As protests continued, the chief of public security said the bomb-disposal unit had defused a 2-kilogram explosive device on the King Fahd Causeway linking Bahrain and Saudi Arabia.
Bahraini protesters block city motorway
MANAMA // Police used tear gas and sound bombs yesterday to disperse thousands of Bahraini opposition supporters blocking a motorway outside the capital.
It was the second day of protests marking the anniversary of the 2011 uprising, inspired by the Arab Spring.
Authorities said they had launched investigations into the two deaths from Thursday's protests.
A policeman died late that night after being hit by an object thrown by protesters, authorities said.
A 16-year-old protester died earlier in the day after being hit in the stomach with birdshot.
Dozens of people were also injured in Thursday's clashes between protesters and police in Shiite-majority villages from early morning into the night.
The chief of public security, Maj Gen Tariq Al Hassan, yesterday said the bomb-disposal unit had defused a 2-kilogram explosive device on the King Fahd Causeway linking Bahrain and Saudi Arabia.
Protests again started early yesterday as thousands of mourners chanted anti-government slogans at the 9am funeral of a 36-year-old woman in Abu Saiba village.
The opposition said Amina Sayed Mahdi suffered rheumatoid arthritis, which can cause breathing difficulties, and was affected by inhaling tear gas.
In the late afternoon, tens of thousands joined a march organised by the political opposition along the Budaiya motorway, which links several Shiite villages to Manama.
Some held signs that called for the end of "dictatorship" on the island.
"We're looking for democracy and we want to deliver a message to the government that we are doing something," said Hussein, 18-year-old protester on the edges of the march.
A small number of youths tried to breach military barriers surrounding the former Pearl Roundabout in mid-afternoon.

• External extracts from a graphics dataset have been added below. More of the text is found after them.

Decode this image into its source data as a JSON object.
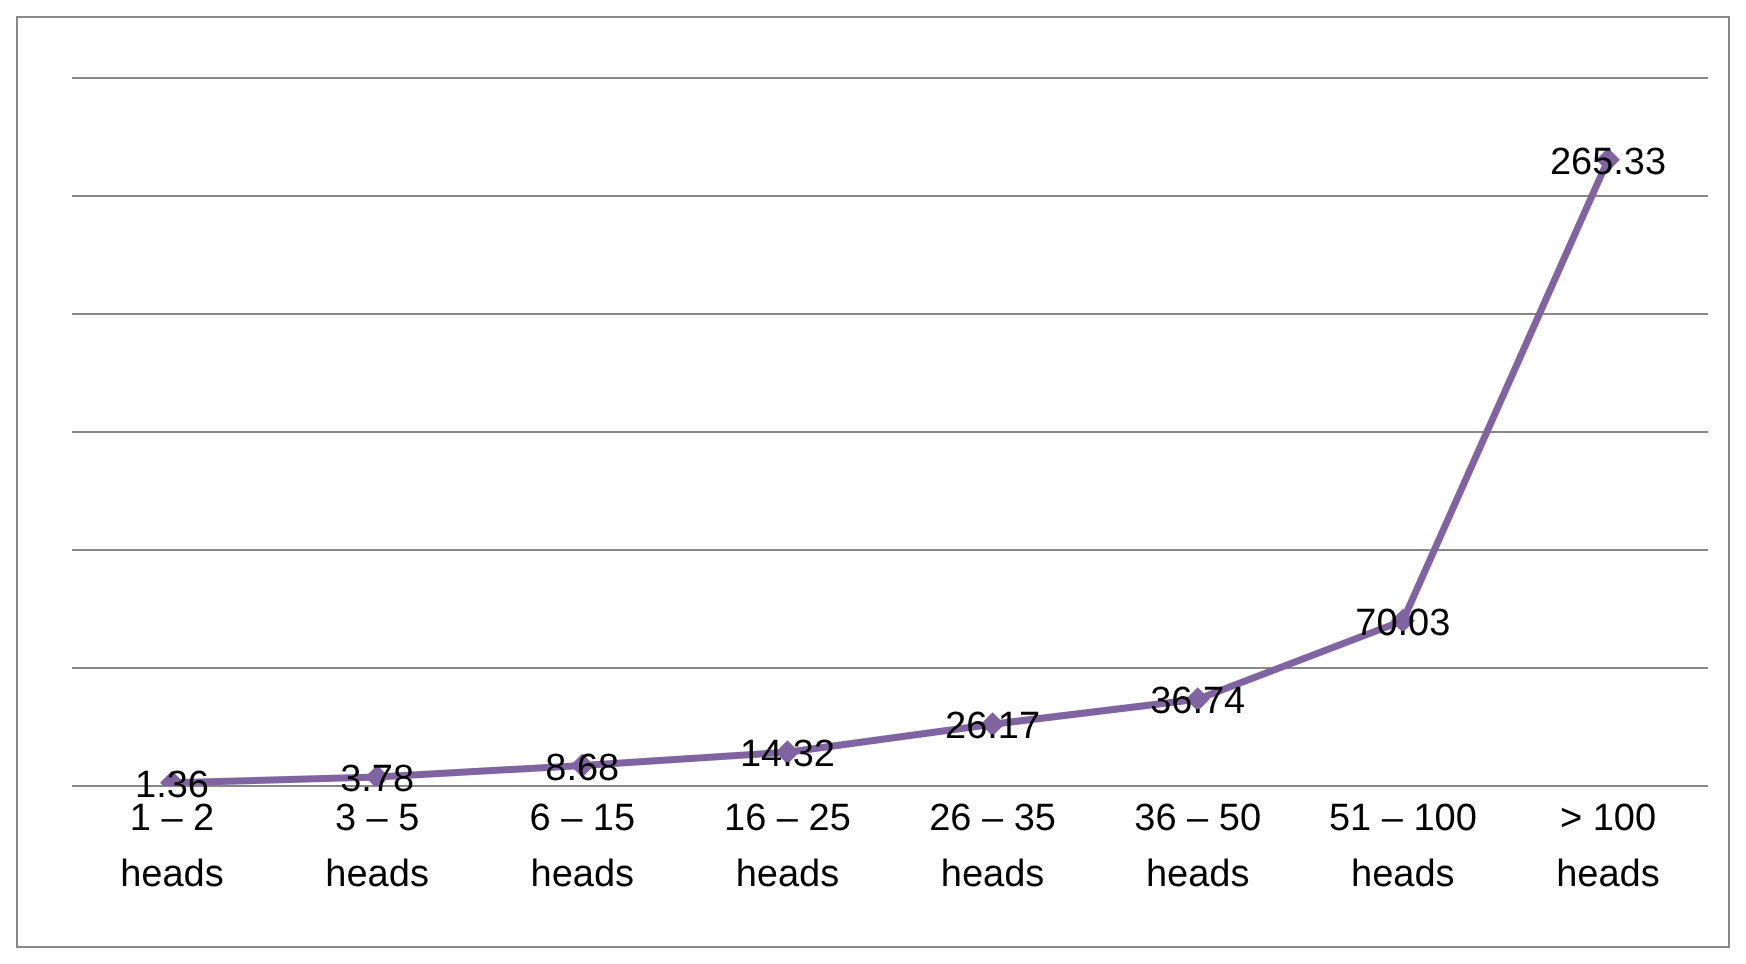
{
  "chart_data": {
    "type": "line",
    "categories": [
      "1 – 2 heads",
      "3 – 5 heads",
      "6 – 15 heads",
      "16 – 25 heads",
      "26 – 35 heads",
      "36 – 50 heads",
      "51 – 100 heads",
      "> 100 heads"
    ],
    "values": [
      1.36,
      3.78,
      8.68,
      14.32,
      26.17,
      36.74,
      70.03,
      265.33
    ],
    "color": "#8064a2",
    "marker": "diamond",
    "data_labels": true,
    "grid": "y",
    "tick_labels": "x",
    "ylim": [
      0,
      300
    ],
    "yticks": [
      {
        "value": 0,
        "label": null
      },
      {
        "value": 50,
        "label": null
      },
      {
        "value": 100,
        "label": null
      },
      {
        "value": 150,
        "label": null
      },
      {
        "value": 200,
        "label": null
      },
      {
        "value": 250,
        "label": null
      },
      {
        "value": 300,
        "label": null
      }
    ]
  }
}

The anniversary of the February 14, 2011 uprising, when pro-democracy demonstrators convened at the central Pearl Roundabout, sparked a broad range of emotions across Bahrain.
Opposition supporters, many of whom are from the Shiite community, say they suffer systematic discrimination and marginalisation in Bahrain's politics and economy.
The mainstream political opposition has called for constitutional monarchy, while youth groups and many protesters demand more radical political change.
"We won't stop until the fall of the regime," said the protester Majid Abdulaziz, 38.
But in some quarters, February 14 was celebrated as the 11th anniversary of a referendum on political reform that granted more power to elected authorities, the National Charter.
Presented to the country by King Hamad, the measure was approved with 98.4 per cent of the vote in 2001.
The referendum's anniversary was marked with a fireworks display on Thursday evening as clashes continued in several Shiite-majority villages.
Divisions between pro-government and opposition camps were also on display this week when delegates from all segments of Bahraini politics met for the second session of a National Dialogue intended to hammer out a solution to the political crisis.
Talks among the 27 delegates are expected to last for months. An hour-long discussion in Wednesday night's five-hour session centred on the terminology of the talks.
Pro-government groups insisted on calling the meetings a dialogue, while the opposition has consistently called for them to be negotiations with the government to yield a political agreement for change.
"We are looking for real reforms and real change, otherwise there is no use of this dialogue," said Abdulnabi Salman, general secretary of the opposition Democratic Progressive Tribune and a delegate at the talks.
Opposition groups have vowed to continue their pressure on the streets in coming weeks.
"We won't stop," said Hanan, a mother attending yesterday's opposition march. "We feel the momentum growing in the opposition day by day."
But Bahrain's justice minister, Sheikh Khaled Al Khalifa, who is also coordinator of the national dialogue, warned yesterday that opposition protests would not influence the talks.
"The government will not permit the use of violence to pressure negotiators," Sheikh Khaled said.
"Whoever claims to be serious and real should not incite violence."